Things started to look up last night as cleaning products were introduced to the Queen and what was thought to be used to clean the filth she consistently produces. Nein.
Purely selfish reasons. She believes in false hope only to shatter, crunch, and stomp all over them. The bathroom was flooded once more by her lack of understanding of the invention of the towel. Never has cloth and paper products been more of a necessity in my life until now.
But quick! Stop thinking about having to put on your rain boots to take on the swamp to use the bathroom...the cake is burning. Her cake. The Queen's cake. Time is not a concept anymore and if it's not death by candle it will most certainly be death by food.
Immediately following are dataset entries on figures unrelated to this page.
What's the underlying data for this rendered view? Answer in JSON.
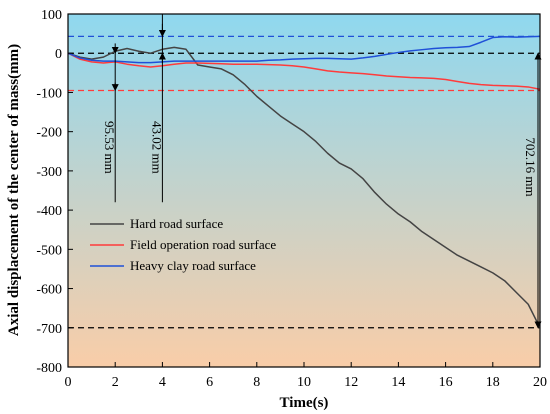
{
  "chart_data": {
    "type": "line",
    "xlabel": "Time(s)",
    "ylabel": "Axial displacement of the center of mass(mm)",
    "xlim": [
      0,
      20
    ],
    "ylim": [
      -800,
      100
    ],
    "xticks": [
      0,
      2,
      4,
      6,
      8,
      10,
      12,
      14,
      16,
      18,
      20
    ],
    "yticks": [
      100,
      0,
      -100,
      -200,
      -300,
      -400,
      -500,
      -600,
      -700,
      -800
    ],
    "legend_position": "center-left",
    "background_gradient": [
      "#8fd8ef",
      "#f9cda8"
    ],
    "series": [
      {
        "name": "Hard road surface",
        "color": "#444444",
        "x": [
          0,
          0.5,
          1,
          1.5,
          2,
          2.5,
          3,
          3.5,
          4,
          4.5,
          5,
          5.5,
          6,
          6.5,
          7,
          7.5,
          8,
          8.5,
          9,
          9.5,
          10,
          10.5,
          11,
          11.5,
          12,
          12.5,
          13,
          13.5,
          14,
          14.5,
          15,
          15.5,
          16,
          16.5,
          17,
          17.5,
          18,
          18.5,
          19,
          19.5,
          20
        ],
        "y": [
          0,
          -10,
          -15,
          -10,
          5,
          12,
          5,
          0,
          10,
          15,
          10,
          -30,
          -35,
          -40,
          -55,
          -80,
          -110,
          -135,
          -160,
          -180,
          -200,
          -225,
          -255,
          -280,
          -295,
          -320,
          -355,
          -385,
          -410,
          -430,
          -455,
          -475,
          -495,
          -515,
          -530,
          -545,
          -560,
          -580,
          -610,
          -640,
          -700
        ]
      },
      {
        "name": "Field operation road surface",
        "color": "#ff3b3b",
        "x": [
          0,
          0.5,
          1,
          1.5,
          2,
          2.5,
          3,
          3.5,
          4,
          4.5,
          5,
          5.5,
          6,
          6.5,
          7,
          7.5,
          8,
          8.5,
          9,
          9.5,
          10,
          10.5,
          11,
          11.5,
          12,
          12.5,
          13,
          13.5,
          14,
          14.5,
          15,
          15.5,
          16,
          16.5,
          17,
          17.5,
          18,
          18.5,
          19,
          19.5,
          20
        ],
        "y": [
          0,
          -15,
          -22,
          -25,
          -22,
          -28,
          -32,
          -35,
          -32,
          -28,
          -25,
          -25,
          -26,
          -27,
          -28,
          -28,
          -28,
          -29,
          -30,
          -32,
          -35,
          -40,
          -45,
          -48,
          -50,
          -52,
          -55,
          -58,
          -60,
          -62,
          -63,
          -64,
          -67,
          -72,
          -77,
          -80,
          -82,
          -83,
          -84,
          -86,
          -92
        ]
      },
      {
        "name": "Heavy clay road surface",
        "color": "#1f50d8",
        "x": [
          0,
          0.5,
          1,
          1.5,
          2,
          2.5,
          3,
          3.5,
          4,
          4.5,
          5,
          5.5,
          6,
          6.5,
          7,
          7.5,
          8,
          8.5,
          9,
          9.5,
          10,
          10.5,
          11,
          11.5,
          12,
          12.5,
          13,
          13.5,
          14,
          14.5,
          15,
          15.5,
          16,
          16.5,
          17,
          17.5,
          18,
          18.5,
          19,
          19.5,
          20
        ],
        "y": [
          0,
          -12,
          -18,
          -20,
          -20,
          -22,
          -24,
          -24,
          -22,
          -20,
          -20,
          -20,
          -20,
          -20,
          -20,
          -20,
          -20,
          -18,
          -17,
          -15,
          -14,
          -13,
          -13,
          -14,
          -15,
          -12,
          -8,
          -3,
          2,
          6,
          9,
          12,
          14,
          15,
          17,
          28,
          40,
          42,
          41,
          42,
          43
        ]
      }
    ],
    "reference_lines": [
      {
        "y": 43,
        "color": "#1f50d8"
      },
      {
        "y": 0,
        "color": "#000000"
      },
      {
        "y": -95,
        "color": "#ff3b3b"
      },
      {
        "y": -700,
        "color": "#000000"
      }
    ],
    "annotations": [
      {
        "label": "95.53 mm",
        "x": 2,
        "y_from": 0,
        "y_to": -95
      },
      {
        "label": "43.02 mm",
        "x": 4,
        "y_from": 0,
        "y_to": 43
      },
      {
        "label": "702.16 mm",
        "x": 20,
        "y_from": 0,
        "y_to": -700
      }
    ]
  }
}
BURNING FOOD THAT IS CHOCOLATE CAKE NOT BROWNIES. Silly little queen.
The next day...
I ever so carefully but swiftly clamored down the 2 inch wide "ladder" of my bunk bed as my senses stirred panicked at the sounds of dishes clinging, pots clashing. The Queen is home and Cinderella has been asleep.
The door is torn open, quickly holding on by the hinges as not to be ripped off the frame so unexpectedly. And there it was....not just a plate of brownies..but a plate of chocolate cake that the Queen mistook as convertible brownies. Her cake on my plate. My property defiled by her forgetfulness.
She can have her cake and eat it too just not on my plate.